There appeared on behalf of the Company:

P. A. Maltby – Supervisor Labour Relations, Winnipeg

J. Ramage – Special Representative, Montreal

D. D. Wilson – Labour Relations Officer, Montreal

And on behalf of the Union:

R. T. O’Brien – General Chairman, Calgary

AWARD OF THE ARBITRATOR

The crews in question came on duty and were released from duty each day at Moose Jaw, which was the tie-up point. Each day, en route to the first working point, they had to stop at Regina to pick up the spreader, and certain maintenance of way employees, and at the end of each day they stopped at Regina to set off the spreader and the employees. The grievors’ claim is that Regina was the first point of work and the last point of work each day.

The question is simply one of the application of the definitions set out in the third paragraph of article 20(b). "Working points" are defined as "the respective locations where maintenance or betterment work, wrecking train, snowplowing or spreader service is being or is to be performed on the Company’s facilities or right of way". Was Regina such a point, at the material times? The work done at Regina was the picking up and setting off of equipment and crew. It was not the performance of any of the sorts of work referred to in article 20(b).
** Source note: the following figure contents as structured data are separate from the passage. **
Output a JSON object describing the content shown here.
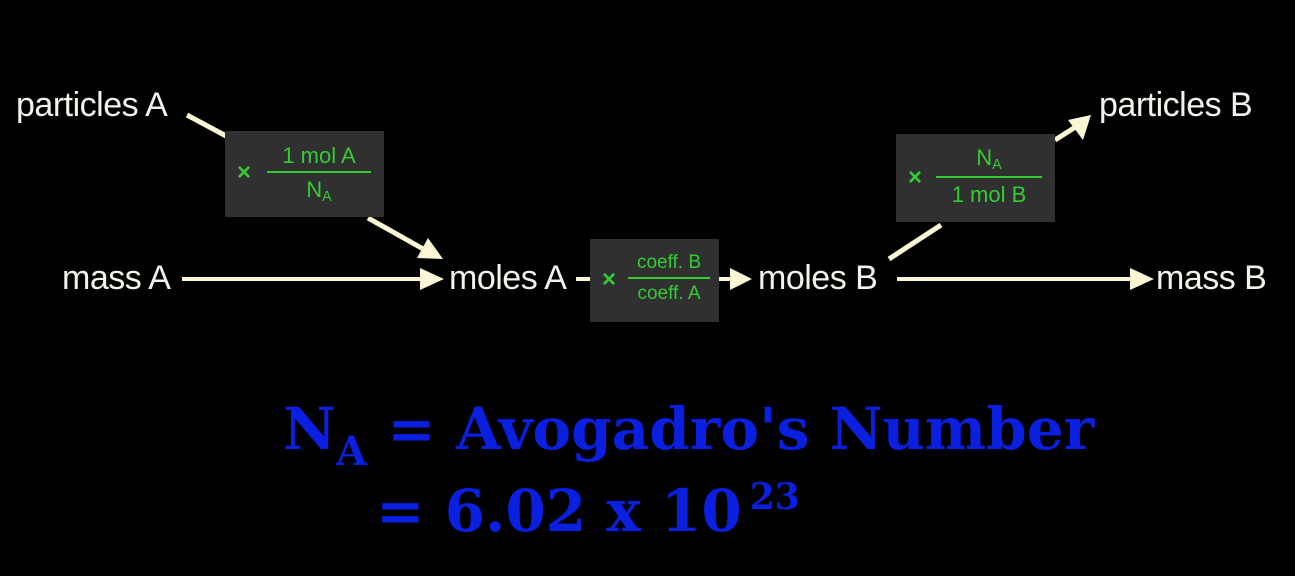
{
  "labels": {
    "particles_a": "particles A",
    "particles_b": "particles B",
    "mass_a": "mass A",
    "moles_a": "moles A",
    "moles_b": "moles B",
    "mass_b": "mass B"
  },
  "factor_particles_to_moles": {
    "times": "×",
    "numerator": "1 mol A",
    "denominator_main": "N",
    "denominator_sub": "A"
  },
  "factor_mole_ratio": {
    "times": "×",
    "numerator": "coeff. B",
    "denominator": "coeff. A"
  },
  "factor_moles_to_particles": {
    "times": "×",
    "numerator_main": "N",
    "numerator_sub": "A",
    "denominator": "1 mol B"
  },
  "definition": {
    "symbol_main": "N",
    "symbol_sub": "A",
    "line1_rest": " = Avogadro's Number",
    "line2": "= 6.02 x 10",
    "exponent": "23"
  },
  "colors": {
    "background": "#000000",
    "text": "#f2f2ec",
    "factor_text": "#33cc33",
    "factor_box": "#303030",
    "definition": "#0a1fe0",
    "arrow": "#fbf7d6"
  }
}
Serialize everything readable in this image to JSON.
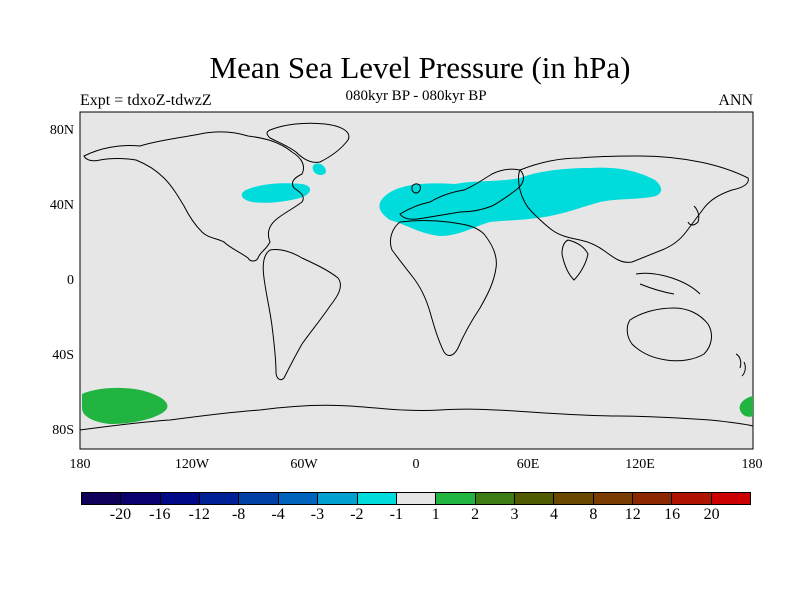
{
  "header": {
    "title": "Mean Sea Level Pressure (in hPa)",
    "subtitle": "080kyr BP - 080kyr BP",
    "left_label": "Expt = tdxoZ-tdwzZ",
    "right_label": "ANN"
  },
  "map": {
    "background_color": "#e6e6e6",
    "lat_labels": [
      "80N",
      "40N",
      "0",
      "40S",
      "80S"
    ],
    "lon_labels": [
      "180",
      "120W",
      "60W",
      "0",
      "60E",
      "120E",
      "180"
    ],
    "anomaly_regions": [
      {
        "name": "europe-asia-negative",
        "level": "-2 to -1",
        "color": "#00dcdc"
      },
      {
        "name": "north-america-negative",
        "level": "-2 to -1",
        "color": "#00dcdc"
      },
      {
        "name": "greenland-negative",
        "level": "-2 to -1",
        "color": "#00dcdc"
      },
      {
        "name": "south-pacific-positive",
        "level": "1 to 2",
        "color": "#22b440"
      }
    ]
  },
  "colorbar": {
    "colors": [
      "#10005a",
      "#0a0070",
      "#000a88",
      "#002096",
      "#0040a4",
      "#0064bc",
      "#00a0d0",
      "#00dcdc",
      "#e6e6e6",
      "#22b440",
      "#3c7c14",
      "#505a00",
      "#6a4800",
      "#7a3c00",
      "#8c2800",
      "#b01400",
      "#cc0000"
    ],
    "labels": [
      "-20",
      "-16",
      "-12",
      "-8",
      "-4",
      "-3",
      "-2",
      "-1",
      "1",
      "2",
      "3",
      "4",
      "8",
      "12",
      "16",
      "20"
    ]
  }
}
In particular, while a spreader was picked up and set off, no spreader service as such was performed or to be performed at Regina. The real "working point" was along the track east of Regina, where certain bank-widening operations were being carried on.

"Work service" is defined in the first paragraph of article 20(c) as "service performed in connection with Maintenance, Construction, Betterment, Wrecking train service, Snow Plow, Flanger and Spreader Service." Now the whole purpose of the crews’ operations in the days in question was to enable work service to be carried out. Even when they left Moose Jaw they were performing work which was, in a sense, "in connection with" spreader service. But clearly article 20 does not contemplate their being considered as at the "working point" until they have reached the point where the work in fact commences. Picking up equipment or crews to perform work is not the same thing as the performance of the work itself. It is noteworthy that in article 20(c) there is set out one special case where, it would seem, work train service is considered as being carried on even though the working point may not have been reached: that is in the case of "loading scrap in connection with the handling of Company’s supply cars", and it is a different sort of matter from the picking up and setting off of equipment and crews, which must be a frequent incident of any work train assignment. Again, in article 20(b), it is specifically provided that "Ballast pit will be considered as working point only for crews who work exclusively in such pit". Evidently, a ballast pit would have a more substantial claim to be considered as a working point than would a yard where equipment or crews are picked up. And yet even the ballast pit is a working point only for those actually working there. In my view, having regard to the clear provision of article 20, it simply cannot properly be said that Regina was the first and last point of work in the circumstances of this case. The difficulties the parties may have experienced in identifying with precision the working point are different matters. The decision in this case must simply be that Regina was not such a point.

For the foregoing reasons, the grievance must be dismissed.